– Братцы и сестрички! Помогите калеке! Кто чем может, Христа ради, пожалейте, братцы, помилосердствуйте!..

Кричали с привычным равнодушием, но Эркин всё-таки приоткрыл глаза. Высокий из-за костылей, одноногий мужчина пробирался по проходу, запрокинув голову с обожжённым лицом и слезящимися щёлками вместо глаз. Перед ним шёл мальчишка, потряхивая шапку с мелочью и что-то неразборчиво подвывая. Сидящий рядом с Эркином парень буркнул:

– Бог подаст.

Но Эркин встретился глазами с Женей и полез в карман. Больше… гривенника, как он и раньше заметил, никто не подавал, и потому бросил мальчишке в шапку пять копеек.

– Дай тебе Бог, чего сам хочешь, – кивнул нищий, проходя за поводырём.
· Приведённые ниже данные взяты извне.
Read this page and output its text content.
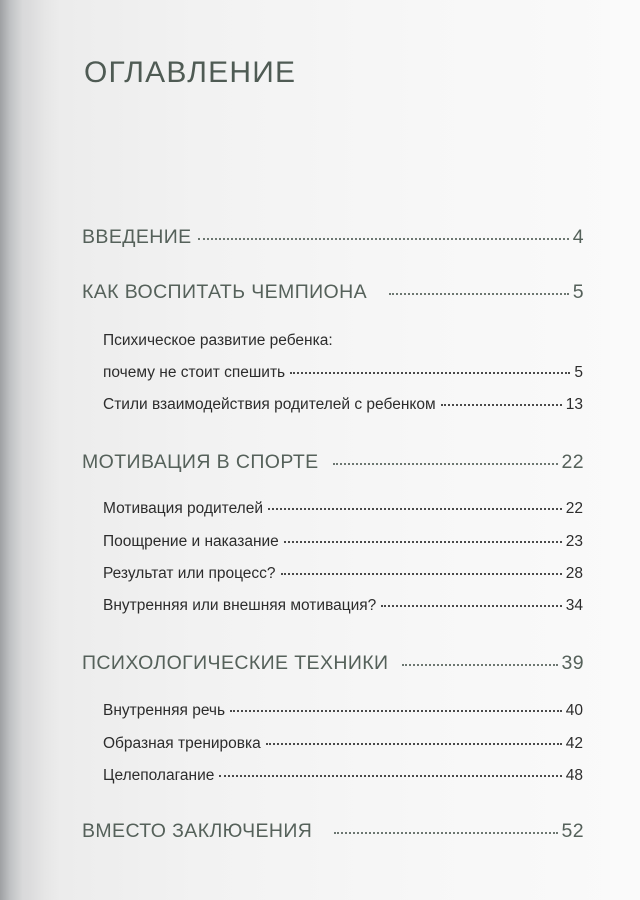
ОГЛАВЛЕНИЕ
ВВЕДЕНИЕ	4
КАК ВОСПИТАТЬ ЧЕМПИОНА	5
Психическое развитие ребенка:
почему не стоит спешить	5
Стили взаимодействия родителей с ребенком	13
МОТИВАЦИЯ В СПОРТЕ	22
Мотивация родителей	22
Поощрение и наказание	23
Результат или процесс?	28
Внутренняя или внешняя мотивация?	34
ПСИХОЛОГИЧЕСКИЕ ТЕХНИКИ	39
Внутренняя речь	40
Образная тренировка	42
Целеполагание	48
ВМЕСТО ЗАКЛЮЧЕНИЯ	52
Парень искоса посмотрел на Эркина.

– Грехи откупаешь?

– Чего? – не понял Эркин.

– Нищему подать, как грех откупить, – парень ловко сплюнул в проход. – Не люблю я их. Попрошайки, сволочи.

– Ты его не сволочи, – сразу отозвалась сидящая напротив женщина, круглая от намотанных поверх телогрейки платков. – Он увечный, его пожалеть надо.

– Меня не жалели, и я не жалею, – огрызнулся парень.

– А тебя-то чего жалеть, бугая? – подала голос старуха у окна.

Сухая и какая-то сплющенная, она сидела, широко расставив ноги, между которыми громоздился большой – до колен ей – узел.

– Заткнись, старая, не встревай.

– Сопли утри, молод ещё мне указывать. А ты, милок, его не слушай. Нищему подать – душу спасти.

Эркин понял, что последние фразы обращены уже к нему, но ответить не успел.

– Вот сама бы, жлобина, и подавала бы, – прогудел сзади мощный бас, обдав щёку и ухо Эркина горячим перегаром. – А то много вас, халявщиц. Свою душу за чужие деньги спасать.

– Сам-то… – не осталась в долгу старуха, лихо завернув крепкое ругательство.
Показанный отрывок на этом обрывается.